Eine Erhöhung der wirtschaftsliberalen Lautstärke der CDU wäre also auch Teil eines Versuchs, ein bestimmtes Milieu enttäuschter früherer Wähler wieder zurückzuholen. Kramp-Karrenbauer findet selbstverständlich andere »Anlässe«, der FAS zählte sie diese auf: »Neu sind die Digitalisierung, eine veränderte geopolitische Lage und der Wettbewerb mit staatlich gelenkten Systemen, die anders als der alte Kommunismus wirtschaftlichen Erfolg produzieren.« Oder, kürzer formuliert: etwas, das man als Sachzwang ausgeben kann, sowie Trump und China.

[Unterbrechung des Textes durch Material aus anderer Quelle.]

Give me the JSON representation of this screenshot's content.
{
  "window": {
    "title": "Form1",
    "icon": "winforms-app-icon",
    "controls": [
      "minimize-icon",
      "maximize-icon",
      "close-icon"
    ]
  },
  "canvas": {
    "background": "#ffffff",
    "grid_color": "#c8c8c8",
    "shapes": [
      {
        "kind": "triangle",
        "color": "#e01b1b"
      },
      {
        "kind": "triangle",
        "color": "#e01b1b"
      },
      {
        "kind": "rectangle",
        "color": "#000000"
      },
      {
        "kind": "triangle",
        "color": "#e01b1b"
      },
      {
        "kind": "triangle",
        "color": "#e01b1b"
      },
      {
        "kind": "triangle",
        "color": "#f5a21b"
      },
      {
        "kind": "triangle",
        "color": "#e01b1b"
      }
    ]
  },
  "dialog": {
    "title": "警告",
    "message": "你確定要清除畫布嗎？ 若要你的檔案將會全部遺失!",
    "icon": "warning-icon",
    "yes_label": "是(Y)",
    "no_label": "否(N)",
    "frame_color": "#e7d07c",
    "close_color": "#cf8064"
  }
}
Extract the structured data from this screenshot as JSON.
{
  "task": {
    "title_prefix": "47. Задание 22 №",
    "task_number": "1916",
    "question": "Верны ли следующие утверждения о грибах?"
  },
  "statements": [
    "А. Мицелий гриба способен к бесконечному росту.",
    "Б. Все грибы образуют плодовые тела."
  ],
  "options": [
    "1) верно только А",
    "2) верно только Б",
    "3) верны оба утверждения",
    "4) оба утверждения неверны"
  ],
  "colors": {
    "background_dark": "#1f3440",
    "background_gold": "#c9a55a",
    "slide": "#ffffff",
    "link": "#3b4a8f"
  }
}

Positiv betrachtet könnte eine wirtschaftspolitische Kurskorrektor in diesem Sinne zu jener »politischen Polarisierung« beitragen, die Jürgen Habermas einmal als notwendige Voraussetzung zur Bekämpfung des Rechtsrucks beschrieben hat: »Zwischen den etablierten Parteien«, sagte er in den »Blättern«, müsste sich der Wettbewerb wieder »um sachliche Gegensätze kristallisieren«. Habermas hatte damals eine linke Antwort auf die Frage im Sinn: »Wie erlangen wir gegenüber den zerstörerischen Kräften einer entfesselten kapitalistischen Globalisierung wieder die politische Handlungsmacht zurück?«

Die CDU bereitet sich nun tastend darauf vor, eine marktliberale zu finden – das Problem der Polarisierungsüberlegung ist eher, dass die Sozialdemokraten ihrerseits zu ängstlich sind, die darin liegende Chance wahrzunehmen, und zur Politik auf einem ureigenen Themenfeld zurückzufinden, also: noch deutlicher auf eine Rückkehr des Öffentlichen, auf Intervention gegen den und Wiedereinbettung des Marktes, auf praktische, linksreformerische Kapitalismuskritik zu setzen.

Versuchte man einmal aus dem Antrag für den CDU-Parteitag aus der überbordenden Vielfalt von leeren Phrasen wie »Politik und Wirtschaft müssen den Menschen dienen« die Substanz herausfiltern, würde man vielleicht dieses Bild bekommen: Um in einem neuen »Wettbewerb der Systeme« (China, Trump, Renationalisierung) den wirtschaftlichen Erfolg vor allem der exportorientierten Unternehmen zu sichern, sollen standortpolitisch an Stellschrauben gedreht werden – weniger Regulierung, neue Privatisierungen, haushaltspolitische Austerität, mehr Eigenverantwortung der Einzelnen, mehr Wettbewerb, Beseitigung von »Fehlanreizen« in der Sozialpolitik, eine marktförmige Umweltpolitik, Vermögensbeteiligung von Beschäftigten als neue starke Säule der »Sozialpartnerschaft«, Verschärfung des Stabilitäts- und Wachstumspakts auf europäischer Ebene…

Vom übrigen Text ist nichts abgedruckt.